PROVIDENCE, R.I. [Brown University] — In March 2021, when 41-year-old U.S. Army veteran Brehan Brady marched through Brown’s Van Wickle Gates with fellow new students, it was a moment like no other.
“I know it's a bit cliche, but walking through the Van Wickle Gates and participating in the tradition that marks the beginning of one's time at Brown was the big ‘This is really happening!’ moment for me,” said Brady, a transfer student who is now a junior concentrating in German studies with plans to declare a second concentration in history. “Sometimes it seems like every day is a series of ‘pinch me’ moments.”

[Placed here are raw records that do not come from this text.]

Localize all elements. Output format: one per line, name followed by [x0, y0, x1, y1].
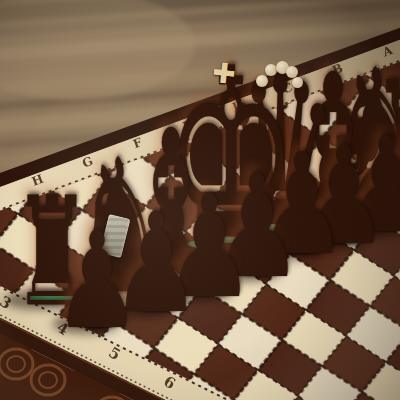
king-cross-finial: ✚ — [208, 56, 239, 92]
pieces-layer: ♜♞♝♛♚✚♝♞♜♟♟♟♟♟♟♟♟ — [0, 0, 400, 400]
pawn-h7: ♟ — [49, 214, 145, 348]
chess-set-photo: HGFEDCBA 3456 ♜♞♝♛♚✚♝♞♜♟♟♟♟♟♟♟♟ — [0, 0, 400, 400]
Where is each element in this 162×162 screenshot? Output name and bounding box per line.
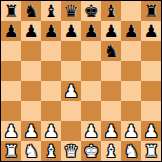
square-d6[interactable] [61, 41, 81, 61]
square-c8[interactable]: ♝ [41, 1, 61, 21]
square-e5[interactable] [81, 61, 101, 81]
square-f7[interactable]: ♟ [101, 21, 121, 41]
square-a8[interactable]: ♜ [1, 1, 21, 21]
white-pawn: ♟ [3, 121, 18, 141]
square-d3[interactable] [61, 101, 81, 121]
black-pawn: ♟ [143, 21, 158, 41]
black-pawn: ♟ [83, 21, 98, 41]
square-a1[interactable]: ♜ [1, 141, 21, 161]
square-h5[interactable] [141, 61, 161, 81]
black-bishop: ♝ [103, 1, 118, 21]
square-e6[interactable] [81, 41, 101, 61]
black-rook: ♜ [3, 1, 18, 21]
square-g3[interactable] [121, 101, 141, 121]
square-d2[interactable] [61, 121, 81, 141]
square-f8[interactable]: ♝ [101, 1, 121, 21]
white-king: ♚ [83, 141, 98, 161]
square-f5[interactable] [101, 61, 121, 81]
square-e3[interactable] [81, 101, 101, 121]
black-bishop: ♝ [43, 1, 58, 21]
white-rook: ♜ [3, 141, 18, 161]
square-g8[interactable] [121, 1, 141, 21]
white-bishop: ♝ [103, 141, 118, 161]
white-pawn: ♟ [43, 121, 58, 141]
white-pawn: ♟ [123, 121, 138, 141]
square-c3[interactable] [41, 101, 61, 121]
square-g4[interactable] [121, 81, 141, 101]
black-knight: ♞ [103, 41, 118, 61]
black-queen: ♛ [63, 1, 78, 21]
black-rook: ♜ [143, 1, 158, 21]
chess-board: ♜♞♝♛♚♝♜♟♟♟♟♟♟♟♟♞♟♟♟♟♟♟♟♟♜♞♝♛♚♝♞♜ [0, 0, 162, 162]
white-rook: ♜ [143, 141, 158, 161]
square-a5[interactable] [1, 61, 21, 81]
square-g2[interactable]: ♟ [121, 121, 141, 141]
black-knight: ♞ [23, 1, 38, 21]
square-f4[interactable] [101, 81, 121, 101]
square-f2[interactable]: ♟ [101, 121, 121, 141]
square-e2[interactable]: ♟ [81, 121, 101, 141]
square-b5[interactable] [21, 61, 41, 81]
square-d1[interactable]: ♛ [61, 141, 81, 161]
black-pawn: ♟ [43, 21, 58, 41]
white-pawn: ♟ [83, 121, 98, 141]
square-b3[interactable] [21, 101, 41, 121]
black-pawn: ♟ [103, 21, 118, 41]
square-h2[interactable]: ♟ [141, 121, 161, 141]
square-g1[interactable]: ♞ [121, 141, 141, 161]
square-a4[interactable] [1, 81, 21, 101]
white-pawn: ♟ [23, 121, 38, 141]
black-pawn: ♟ [23, 21, 38, 41]
square-h1[interactable]: ♜ [141, 141, 161, 161]
square-c4[interactable] [41, 81, 61, 101]
square-h6[interactable] [141, 41, 161, 61]
square-c7[interactable]: ♟ [41, 21, 61, 41]
white-pawn: ♟ [103, 121, 118, 141]
white-pawn: ♟ [63, 81, 78, 101]
black-pawn: ♟ [3, 21, 18, 41]
square-d8[interactable]: ♛ [61, 1, 81, 21]
square-c1[interactable]: ♝ [41, 141, 61, 161]
square-b8[interactable]: ♞ [21, 1, 41, 21]
square-b2[interactable]: ♟ [21, 121, 41, 141]
square-g5[interactable] [121, 61, 141, 81]
square-h3[interactable] [141, 101, 161, 121]
white-knight: ♞ [123, 141, 138, 161]
square-c5[interactable] [41, 61, 61, 81]
square-c2[interactable]: ♟ [41, 121, 61, 141]
black-pawn: ♟ [123, 21, 138, 41]
black-king: ♚ [83, 1, 98, 21]
white-knight: ♞ [23, 141, 38, 161]
square-f6[interactable]: ♞ [101, 41, 121, 61]
square-e7[interactable]: ♟ [81, 21, 101, 41]
square-d7[interactable]: ♟ [61, 21, 81, 41]
white-queen: ♛ [63, 141, 78, 161]
square-b7[interactable]: ♟ [21, 21, 41, 41]
square-c6[interactable] [41, 41, 61, 61]
square-a6[interactable] [1, 41, 21, 61]
square-d5[interactable] [61, 61, 81, 81]
white-bishop: ♝ [43, 141, 58, 161]
square-d4[interactable]: ♟ [61, 81, 81, 101]
square-f1[interactable]: ♝ [101, 141, 121, 161]
square-g7[interactable]: ♟ [121, 21, 141, 41]
square-a2[interactable]: ♟ [1, 121, 21, 141]
square-e4[interactable] [81, 81, 101, 101]
black-pawn: ♟ [63, 21, 78, 41]
square-h4[interactable] [141, 81, 161, 101]
square-b1[interactable]: ♞ [21, 141, 41, 161]
square-h8[interactable]: ♜ [141, 1, 161, 21]
square-g6[interactable] [121, 41, 141, 61]
square-e1[interactable]: ♚ [81, 141, 101, 161]
square-f3[interactable] [101, 101, 121, 121]
white-pawn: ♟ [143, 121, 158, 141]
square-a3[interactable] [1, 101, 21, 121]
square-b4[interactable] [21, 81, 41, 101]
square-h7[interactable]: ♟ [141, 21, 161, 41]
square-b6[interactable] [21, 41, 41, 61]
square-e8[interactable]: ♚ [81, 1, 101, 21]
square-a7[interactable]: ♟ [1, 21, 21, 41]
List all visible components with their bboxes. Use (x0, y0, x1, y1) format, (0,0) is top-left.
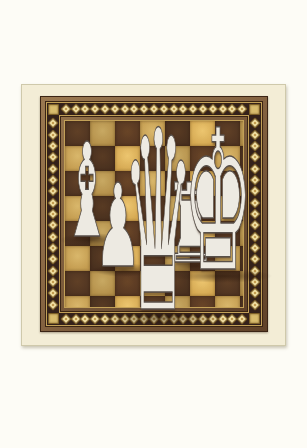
marquetry-diamond (236, 313, 247, 324)
diamond-border-band: ♝♜♟♚♛ (47, 103, 261, 325)
chess-pieces-layer: ♝♜♟♚♛ (65, 121, 243, 307)
chess-piece-queen: ♛ (122, 125, 194, 320)
marquetry-diamond (47, 288, 58, 299)
border-corner-square (48, 313, 59, 324)
marquetry-diamond (47, 254, 58, 265)
marquetry-diamond (47, 231, 58, 242)
marquetry-diamond (47, 140, 58, 151)
marquetry-diamond (47, 129, 58, 140)
inner-dark-line: ♝♜♟♚♛ (60, 116, 248, 312)
inner-gold-edge: ♝♜♟♚♛ (64, 120, 244, 308)
inner-gold-line: ♝♜♟♚♛ (59, 115, 249, 313)
marquetry-diamond (47, 152, 58, 163)
frame-gold-line: ♝♜♟♚♛ (46, 102, 262, 326)
chess-art-print: ♝♜♟♚♛ (21, 84, 286, 346)
artwork-page: { "game": "chess", "artwork": { "kind": … (0, 0, 307, 448)
marquetry-diamond (47, 242, 58, 253)
marquetry-diamond (47, 276, 58, 287)
marquetry-diamond (47, 299, 58, 310)
inner-brown-stripe: ♝♜♟♚♛ (61, 117, 247, 311)
marquetry-diamond (47, 163, 58, 174)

Brady, who lives in Westerly, Rhode Island, with his family, is a self-described working-class kid from Pawtucket. With two tours in Iraq as a U.S. Army infantryman in the 10th Mountain Division and the 101st Airborne, he is also one among a growing presence of student veterans on College Hill.
Before coming to Brown, Brady earned an associate’s degree at the Community College of Rhode Island, with financial support from the G.I. Bill and urging from his wife, Ashley. There, a professor suggested he apply to Brown, a prospect he considered “pie-in-the-sky.” But after attending an information session hosted by Kimberly Millette, a U.S. Air Force veteran who directs Brown’s Office of Military-Affiliated Students, he was hooked.
Millette described the University’s effort to double the number of military veterans enrolled as undergraduates by 2024 and the impact of a $20 million gift from U.S. Army veteran Joseph P. Healey, which is enabling full scholarships for student veterans at Brown. She spoke about the University’s renewed Reserve Officers Training Corps affiliations and a burgeoning partnership with Service to School.
Even more importantly, her welcoming nature offered an instant feeling of acceptance, Brady said: “To have that personal connection was really important. Brown is an institution that values the experience that veterans bring to the University.”